Posted by Hervé Moine sur 26 septembre 2010

« Etre heureux, c’est se connaître soi-même sans en avoir peur. »

Walter Benjamin

Le 26 septembre 1940, dans le petit village pyrénéen de Port-Bou, Walter Benjamin se donnait la mort. Il avait alors 48 ans. Qu’est-ce qui a poussé le philosophe à mettre fin à ses jours ? C’est la question que pose Elsa Godart, philosophe et psychanalyste, en retraçant sa biographie.

voir l’article http://agora.qc.ca/Dossiers/Walter_Benjamin

Walter Benjamin, un penseur mal entendu

Philosophe, critique d’art, journaliste ou encore traducteur, témoin vivant d’une époque en plein chaos dont la pensée se fait l’écho, Walter Benjamin est avant tout un homme parmi d’autres pour qui la liberté est un maître mot. Sa seule patrie deviendra une Europe en plein déchirement.

Qu’est-ce qui a poussé Walter Benjamin à se donner la mort par empoisonnement à la morphine, le soir du 26 septembre 1940, dans le petit village pyrénéen de Port-Bou ? Pourquoi cet homme qui avait autant aimé les mots que les femmes a préféré renoncer à la vie ? Originaire d’une famille juive allemande, il poursuit à Berlin et à Munich des études de philosophie, jusqu’à son doctorat sur le romantisme allemand. Sa thèse est mal accueillie et ne lui permet pas d’obtenir un poste d’enseignant à l’université.

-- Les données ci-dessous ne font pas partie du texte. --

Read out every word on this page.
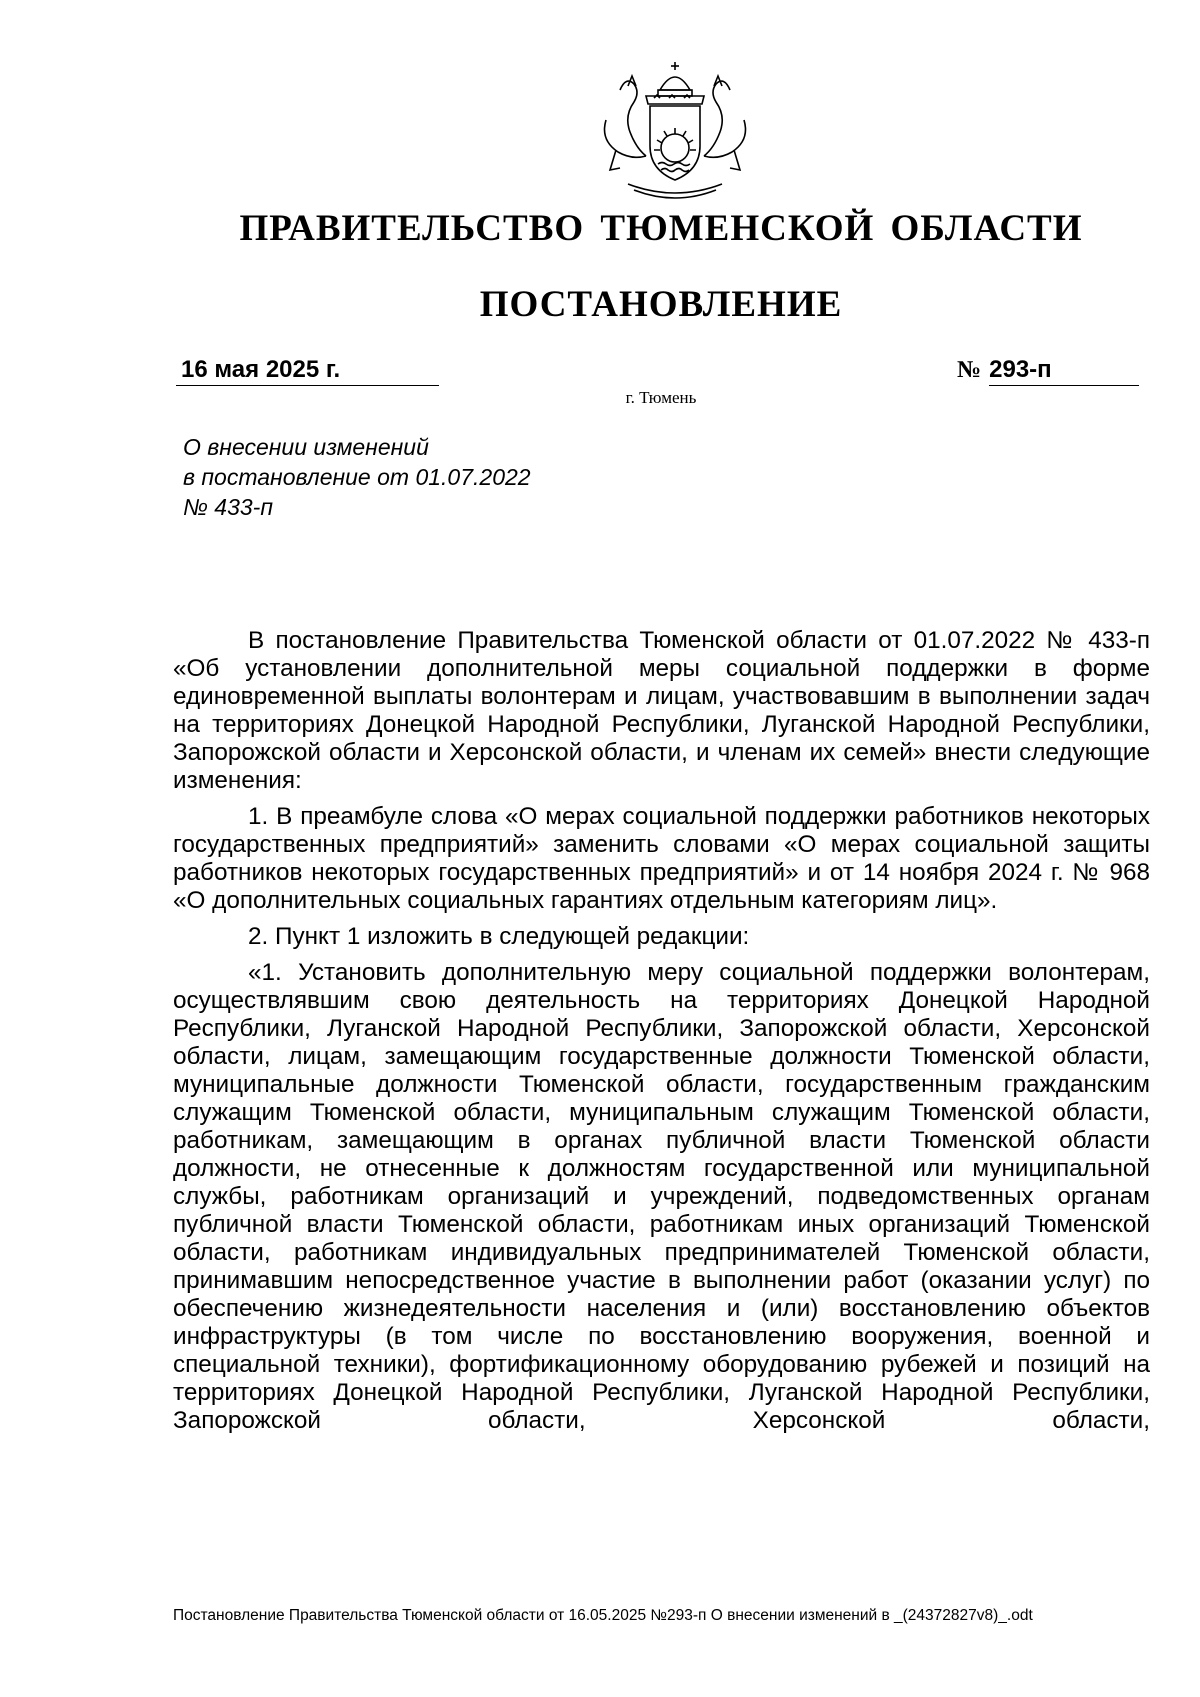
ПРАВИТЕЛЬСТВО ТЮМЕНСКОЙ ОБЛАСТИ
ПОСТАНОВЛЕНИЕ
16 мая 2025 г.	№ 293-п
г. Тюмень
О внесении изменений
в постановление от 01.07.2022
№ 433-п

В постановление Правительства Тюменской области от 01.07.2022 № 433-п «Об установлении дополнительной меры социальной поддержки в форме единовременной выплаты волонтерам и лицам, участвовавшим в выполнении задач на территориях Донецкой Народной Республики, Луганской Народной Республики, Запорожской области и Херсонской области, и членам их семей» внести следующие изменения:

1. В преамбуле слова «О мерах социальной поддержки работников некоторых государственных предприятий» заменить словами «О мерах социальной защиты работников некоторых государственных предприятий» и от 14 ноября 2024 г. № 968 «О дополнительных социальных гарантиях отдельным категориям лиц».

2. Пункт 1 изложить в следующей редакции:

«1. Установить дополнительную меру социальной поддержки волонтерам, осуществлявшим свою деятельность на территориях Донецкой Народной Республики, Луганской Народной Республики, Запорожской области, Херсонской области, лицам, замещающим государственные должности Тюменской области, муниципальные должности Тюменской области, государственным гражданским служащим Тюменской области, муниципальным служащим Тюменской области, работникам, замещающим в органах публичной власти Тюменской области должности, не отнесенные к должностям государственной или муниципальной службы, работникам организаций и учреждений, подведомственных органам публичной власти Тюменской области, работникам иных организаций Тюменской области, работникам индивидуальных предпринимателей Тюменской области, принимавшим непосредственное участие в выполнении работ (оказании услуг) по обеспечению жизнедеятельности населения и (или) восстановлению объектов инфраструктуры (в том числе по восстановлению вооружения, военной и специальной техники), фортификационному оборудованию рубежей и позиций на территориях Донецкой Народной Республики, Луганской Народной Республики, Запорожской области, Херсонской области,

Постановление Правительства Тюменской области от 16.05.2025 №293-п О внесении изменений в _(24372827v8)_.odt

En 1914, alors que la première guerre mondiale éclate, il est marqué par le suicide de plusieurs de ses amis. Il fait la connaissance de Gershom Scholem, qui deviendra le spécialiste mondial de la mystique juive. De leur dialogue, Walter Benjamin tire une réflexion théologique qu’il applique au langage. Parallèlement, il s’intéresse à la pensée marxiste, encouragé par sa rencontre avec la révolutionnaire ukrainienne Asja Lacis. Toutefois, il ne s’engagera jamais pour aucun parti. Ce grand voyageur collectionne les jouets, s’adonne au jeu et apprécie le hachisch. Admirateur de Kafka et de Klee, il ne cesse de parcourir l’Europe de l’entre deux guerres : Paris, Ibiza, Danemark, Italie … sans jamais arrêter d’écrire, et cherchant en vain à être reconnu, à être entendu. Marié à Dora Pollack dont il a un fils, Stefan Rafael, mais tourmenté par de nombreuses histoires d’amour infructueuses, il finit par divorcer. L’amour aussi est souvent pour lui source de malentendu. Malgré ses amitiés avec Bertold Brecht, Ernst Bloch ou encore Hannah Arendt, Walter Benjamin a du mal à trouver le bonheur : « l’espoir, c’est fait pour les désespérés » écrira-t-il. Exilé et pauvre, drogué et mal aimé, il songe plusieurs fois à se suicider.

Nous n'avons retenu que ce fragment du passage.